The reality is that transaction costs are high, and most voters, who are ignorant of political issues and the political process, see little incentive to attempt to influence their local legislator’s political decisions (Holcombe 2006[48]). It is also difficult for voters to be informed of their legislator’s voting habits. Because of this, Distributive logrolling will occur in democratic systems. Furthermore, it is the responsibility of the legislator to measure the costs and benefits of legislation and determine what is most efficient for his constituents. Logrolling will occur only if members of the legislature fail coalesce enough votes for the passage of a specific legislation. In essence, logrolling is a legal way to manipulate voter preference toward either an efficient or an inefficient outcome that would not otherwise be enacted (Browning 1979[49]).
Other Meanings of Logrolling
Though most sources support the above etymology, another possible origin is from the sport by the same name in which two contestants try to topple each other into the water by standing on a log. Each must keep up with the other or risk falling into the water, so it appears to be cooperative.

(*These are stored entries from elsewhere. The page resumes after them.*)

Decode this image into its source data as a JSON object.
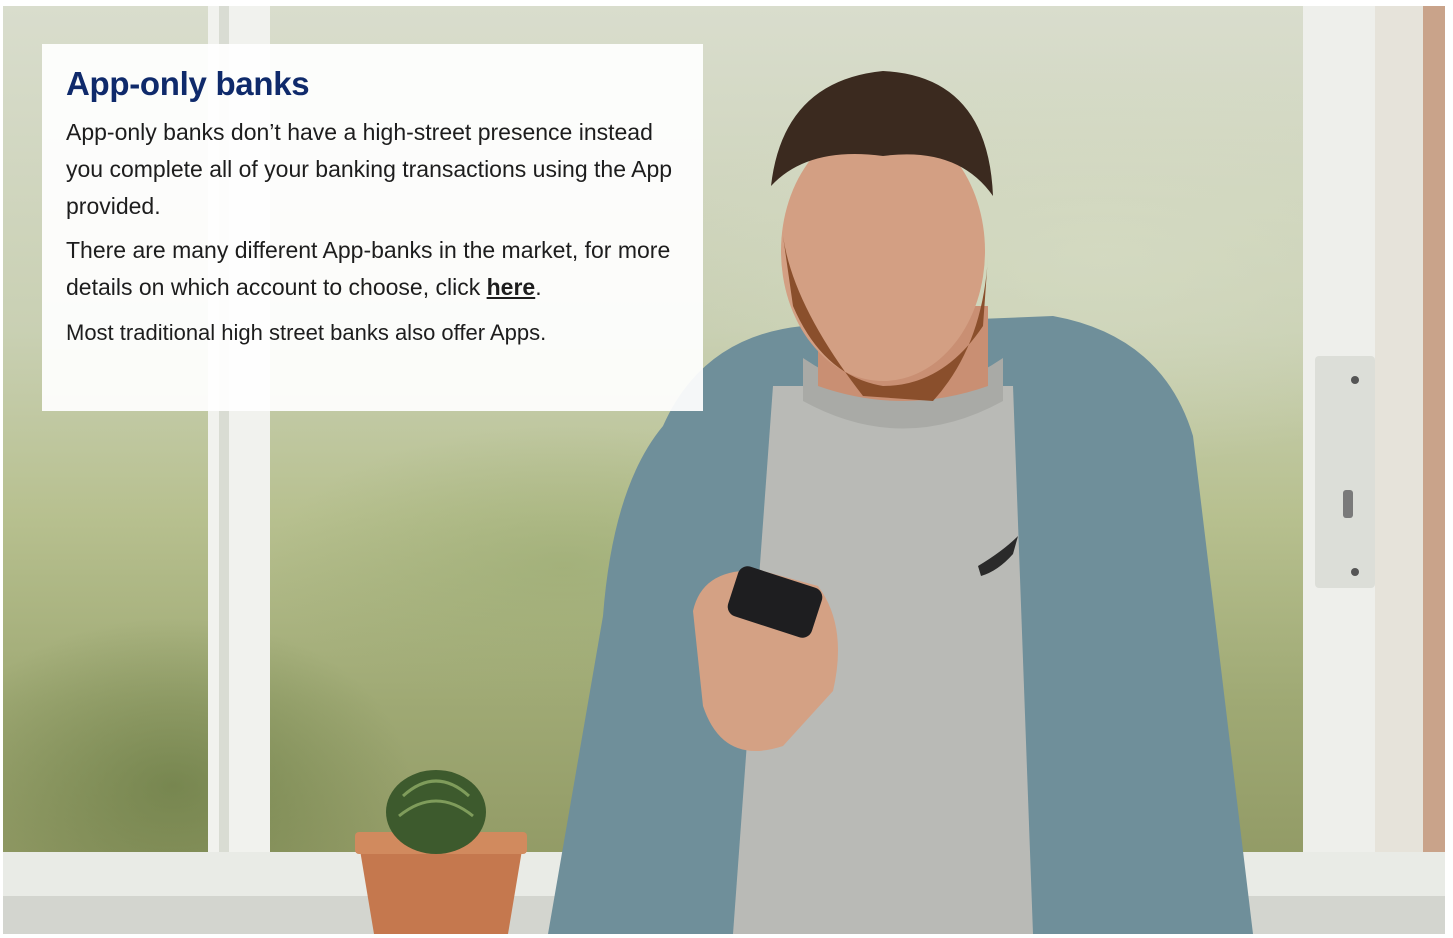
{
  "info_box": {
    "heading": "App-only banks",
    "paragraph1": "App-only banks don’t have a high-street presence instead you complete all of your banking transactions using the App provided.",
    "paragraph2_before": "There are many different App-banks in the market, for more details on which account to choose, click ",
    "paragraph2_link": "here",
    "paragraph2_after": ".",
    "paragraph3": "Most traditional high street banks also offer Apps."
  },
  "colors": {
    "heading": "#0f2a6b",
    "body_text": "#1d1d1d",
    "panel_background": "#ffffff"
  }
}
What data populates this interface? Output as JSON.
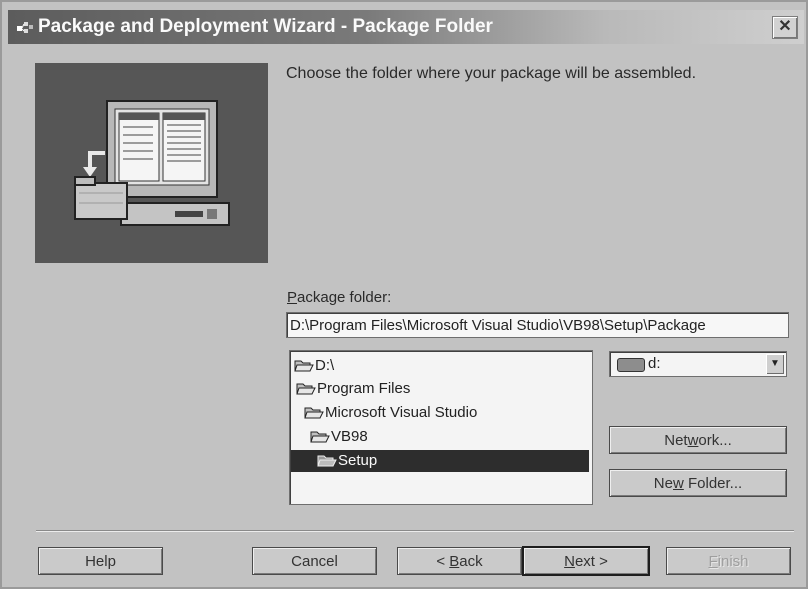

Spy Magazine ran a feature entitled "Logrolling in Our Time" that cited suspicious or humorous examples of mutually admiring book jacket blurbs by pairs of authors. Private Eye magazine regularly draws attention to alleged logrolling by authors in "books of the year" features published by British newspapers and magazines.[50]
In medical terminology, logrolling is turning a patient as a single unit while maintaining straight body alignment at all times. The procedure is used for patients with suspected or confirmed injuries or surgeries to the spine who must avoid twisting.